Спелой красной ягодкой-смородиной новорожденное светило – его сиятельство багрянородное – выкатывается из-за Мишкина бугра. Лазоревый свет его лампадочки просачивается – кап-кап – на ещё не загрубевшую под летним солнцем росную листву красноталов… кропит и свежесмётанный на долу стог, и – чуть поодаль – воз со связанными, поднятыми вровень с маковками ракит, оглоблями… расплывается, пеленает меня в деревенское утро.

Свежая горечь пышно цветущей полыни, мёд кашки. Ку-ку, ку-ку – в сизых, полудрёмных Хильмечках. И где-то совсем рядом, на дне оврага, по росной луговине – хрум-хрум.

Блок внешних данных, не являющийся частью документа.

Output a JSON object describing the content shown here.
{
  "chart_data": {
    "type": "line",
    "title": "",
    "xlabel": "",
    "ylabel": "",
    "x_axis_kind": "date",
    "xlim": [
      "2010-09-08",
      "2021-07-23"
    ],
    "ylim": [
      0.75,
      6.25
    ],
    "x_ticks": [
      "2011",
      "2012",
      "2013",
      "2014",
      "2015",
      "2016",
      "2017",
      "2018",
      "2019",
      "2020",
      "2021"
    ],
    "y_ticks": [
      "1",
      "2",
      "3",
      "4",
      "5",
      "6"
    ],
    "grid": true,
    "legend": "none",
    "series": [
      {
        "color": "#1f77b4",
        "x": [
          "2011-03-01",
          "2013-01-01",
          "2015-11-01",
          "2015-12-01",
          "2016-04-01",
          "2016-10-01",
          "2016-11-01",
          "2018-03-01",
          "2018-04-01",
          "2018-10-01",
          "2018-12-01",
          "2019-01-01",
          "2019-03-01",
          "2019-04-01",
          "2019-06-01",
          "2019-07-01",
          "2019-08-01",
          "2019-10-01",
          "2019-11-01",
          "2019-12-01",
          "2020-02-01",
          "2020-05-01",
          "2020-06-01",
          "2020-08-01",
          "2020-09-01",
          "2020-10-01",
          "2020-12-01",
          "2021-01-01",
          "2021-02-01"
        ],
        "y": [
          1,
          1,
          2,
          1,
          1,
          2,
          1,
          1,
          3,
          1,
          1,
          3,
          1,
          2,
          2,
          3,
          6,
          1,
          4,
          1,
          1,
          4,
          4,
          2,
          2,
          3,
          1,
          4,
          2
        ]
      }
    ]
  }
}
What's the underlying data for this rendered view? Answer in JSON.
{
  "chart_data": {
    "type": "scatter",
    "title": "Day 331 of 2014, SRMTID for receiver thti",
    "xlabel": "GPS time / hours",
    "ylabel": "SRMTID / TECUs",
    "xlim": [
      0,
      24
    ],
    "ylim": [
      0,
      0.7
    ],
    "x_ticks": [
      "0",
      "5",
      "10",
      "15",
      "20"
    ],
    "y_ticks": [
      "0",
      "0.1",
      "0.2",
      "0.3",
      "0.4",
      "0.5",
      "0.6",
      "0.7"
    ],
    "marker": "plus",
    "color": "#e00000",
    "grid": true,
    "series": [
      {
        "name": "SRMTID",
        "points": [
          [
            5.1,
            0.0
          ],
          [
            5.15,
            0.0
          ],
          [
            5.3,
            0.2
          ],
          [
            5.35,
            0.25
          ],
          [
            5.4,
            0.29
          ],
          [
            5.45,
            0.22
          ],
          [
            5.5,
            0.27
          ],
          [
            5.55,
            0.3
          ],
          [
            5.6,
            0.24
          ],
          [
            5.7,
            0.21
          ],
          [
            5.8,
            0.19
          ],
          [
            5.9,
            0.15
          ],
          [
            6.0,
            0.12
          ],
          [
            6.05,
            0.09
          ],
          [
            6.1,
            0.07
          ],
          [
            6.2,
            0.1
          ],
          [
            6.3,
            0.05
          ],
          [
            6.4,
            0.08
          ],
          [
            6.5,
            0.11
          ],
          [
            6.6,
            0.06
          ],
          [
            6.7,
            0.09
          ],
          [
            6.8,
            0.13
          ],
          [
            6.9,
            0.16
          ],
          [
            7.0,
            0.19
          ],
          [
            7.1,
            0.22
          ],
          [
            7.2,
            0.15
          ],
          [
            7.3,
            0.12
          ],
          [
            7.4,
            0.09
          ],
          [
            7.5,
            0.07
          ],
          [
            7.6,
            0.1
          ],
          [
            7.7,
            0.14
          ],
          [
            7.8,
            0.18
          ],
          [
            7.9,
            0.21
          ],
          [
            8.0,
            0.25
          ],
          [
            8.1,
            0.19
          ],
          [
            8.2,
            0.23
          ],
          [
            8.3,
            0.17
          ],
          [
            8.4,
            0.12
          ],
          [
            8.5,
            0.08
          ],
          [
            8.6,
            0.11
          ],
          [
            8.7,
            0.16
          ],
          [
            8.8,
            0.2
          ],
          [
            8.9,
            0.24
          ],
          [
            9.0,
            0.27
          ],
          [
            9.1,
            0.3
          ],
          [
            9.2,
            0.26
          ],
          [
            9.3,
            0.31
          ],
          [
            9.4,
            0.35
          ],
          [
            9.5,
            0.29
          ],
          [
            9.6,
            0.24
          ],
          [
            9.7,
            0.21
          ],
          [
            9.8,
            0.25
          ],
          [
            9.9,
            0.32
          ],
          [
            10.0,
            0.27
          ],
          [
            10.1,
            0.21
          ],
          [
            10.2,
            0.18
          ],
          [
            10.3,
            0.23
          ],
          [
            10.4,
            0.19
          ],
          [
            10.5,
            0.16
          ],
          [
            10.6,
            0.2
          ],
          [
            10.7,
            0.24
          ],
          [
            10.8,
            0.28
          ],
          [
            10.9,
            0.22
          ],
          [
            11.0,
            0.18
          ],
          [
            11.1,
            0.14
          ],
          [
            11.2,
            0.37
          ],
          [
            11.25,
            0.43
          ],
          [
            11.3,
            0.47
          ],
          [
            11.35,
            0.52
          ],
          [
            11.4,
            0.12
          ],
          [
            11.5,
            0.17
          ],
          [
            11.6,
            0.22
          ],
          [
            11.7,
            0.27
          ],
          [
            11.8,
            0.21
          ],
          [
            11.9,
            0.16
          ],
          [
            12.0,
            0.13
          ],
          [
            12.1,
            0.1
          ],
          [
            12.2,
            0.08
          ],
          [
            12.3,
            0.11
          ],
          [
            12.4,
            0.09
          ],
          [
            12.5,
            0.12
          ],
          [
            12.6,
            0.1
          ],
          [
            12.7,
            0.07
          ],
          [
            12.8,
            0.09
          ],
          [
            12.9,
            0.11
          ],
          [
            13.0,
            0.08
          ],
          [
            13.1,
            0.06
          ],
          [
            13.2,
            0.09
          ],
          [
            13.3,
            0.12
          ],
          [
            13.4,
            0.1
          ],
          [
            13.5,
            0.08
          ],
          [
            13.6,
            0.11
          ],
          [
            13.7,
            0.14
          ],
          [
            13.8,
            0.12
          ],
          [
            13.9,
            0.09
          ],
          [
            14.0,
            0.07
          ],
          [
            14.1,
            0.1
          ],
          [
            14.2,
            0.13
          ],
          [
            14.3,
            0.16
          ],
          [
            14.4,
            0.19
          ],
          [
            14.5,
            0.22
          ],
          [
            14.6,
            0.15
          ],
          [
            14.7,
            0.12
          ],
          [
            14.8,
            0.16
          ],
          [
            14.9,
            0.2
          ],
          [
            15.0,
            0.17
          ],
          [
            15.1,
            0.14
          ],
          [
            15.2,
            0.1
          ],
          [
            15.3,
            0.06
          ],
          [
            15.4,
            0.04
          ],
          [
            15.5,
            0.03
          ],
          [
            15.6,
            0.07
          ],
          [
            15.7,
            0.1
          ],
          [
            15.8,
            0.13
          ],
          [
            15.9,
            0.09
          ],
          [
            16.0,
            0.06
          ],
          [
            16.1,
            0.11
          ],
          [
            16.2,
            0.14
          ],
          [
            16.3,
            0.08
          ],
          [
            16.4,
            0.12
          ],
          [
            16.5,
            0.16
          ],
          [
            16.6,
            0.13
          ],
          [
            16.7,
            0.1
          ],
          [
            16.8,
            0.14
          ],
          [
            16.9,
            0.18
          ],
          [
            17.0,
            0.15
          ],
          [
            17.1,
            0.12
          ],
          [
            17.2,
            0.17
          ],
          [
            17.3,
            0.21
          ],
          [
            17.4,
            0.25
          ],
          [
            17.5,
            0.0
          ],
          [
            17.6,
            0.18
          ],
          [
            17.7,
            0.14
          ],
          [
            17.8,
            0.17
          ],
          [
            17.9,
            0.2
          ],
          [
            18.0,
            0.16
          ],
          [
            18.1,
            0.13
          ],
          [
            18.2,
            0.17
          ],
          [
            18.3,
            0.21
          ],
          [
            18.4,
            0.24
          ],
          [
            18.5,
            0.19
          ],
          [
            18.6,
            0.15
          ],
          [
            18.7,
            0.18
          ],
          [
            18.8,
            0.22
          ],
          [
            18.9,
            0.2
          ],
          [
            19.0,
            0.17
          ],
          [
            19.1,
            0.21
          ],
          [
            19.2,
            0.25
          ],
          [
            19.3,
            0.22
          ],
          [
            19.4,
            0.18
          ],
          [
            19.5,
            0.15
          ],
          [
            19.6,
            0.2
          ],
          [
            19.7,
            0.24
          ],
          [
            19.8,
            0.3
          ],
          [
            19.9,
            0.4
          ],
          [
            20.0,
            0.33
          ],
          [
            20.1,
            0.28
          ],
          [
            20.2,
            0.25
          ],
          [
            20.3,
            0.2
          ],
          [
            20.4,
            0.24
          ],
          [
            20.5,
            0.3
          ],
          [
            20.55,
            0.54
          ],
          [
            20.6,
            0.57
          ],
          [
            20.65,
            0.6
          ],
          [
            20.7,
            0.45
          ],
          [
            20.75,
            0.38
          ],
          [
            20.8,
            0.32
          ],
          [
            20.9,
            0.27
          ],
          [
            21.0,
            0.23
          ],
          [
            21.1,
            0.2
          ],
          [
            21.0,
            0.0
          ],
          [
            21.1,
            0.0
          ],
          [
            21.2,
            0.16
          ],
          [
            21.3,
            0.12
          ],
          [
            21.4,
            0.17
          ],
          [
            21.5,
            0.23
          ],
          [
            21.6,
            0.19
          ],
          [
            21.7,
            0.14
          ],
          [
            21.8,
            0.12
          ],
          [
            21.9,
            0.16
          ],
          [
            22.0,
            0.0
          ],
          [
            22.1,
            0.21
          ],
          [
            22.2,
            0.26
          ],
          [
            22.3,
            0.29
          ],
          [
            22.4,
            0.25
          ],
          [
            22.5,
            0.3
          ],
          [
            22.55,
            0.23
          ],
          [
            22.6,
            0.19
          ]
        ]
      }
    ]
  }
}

Местность наша – до истомы духовитая, нежная, словно мамина душа. Щербатый Мишкин бугор, из-под которого неумолчной свирелкой – тирлинь-тирлинь – вызванивается на Божий свет, кажется, из самого сердца земли проворный родник, с прилётом первых жаворонков и до того времени, как с низинных осокорей заструится ржавая, пожухлая листва, зарастает не ведающей песен литовок роскошью трав да пёстрыми, неустанно сменяющими друг дружку среднерусскими цветиками: иван-да-марьей, душицей, простушками-ромашками, лютиками, кошачьей мятой.

 А на самом верхотурье, на угоре – торжественно взмывающий, полный первобытной поэзии сосновый бор, хранящий в тяжёлых лапах и разбежавшихся меж ягодника могучих кореньев какую-то ускользающую малахитовой ящеркой непостижимую тайну, которую ни мыслью не охватить, ни словом не выразить… Сквозь продрогшую тишь мечутся белобоки, перескакивают с сука на сук, дри-ти-ти-ти, дра-та-та-та!

 Я помню, как сажали крохотный, от горшка два вершка, сосённик. Шишки из возросшей посадки по соседним полям, буеракам да косогорам растаскали клесты. И вот уже который десяток лет здесь нижет жемчуга на сосновые лапы разгулявшийся во все стороны, насколько может видеть человеческое око, высоченный, заполонённый малинником да бересклетом, перепутанный цепкими мурава?ми зеленокудрый бор.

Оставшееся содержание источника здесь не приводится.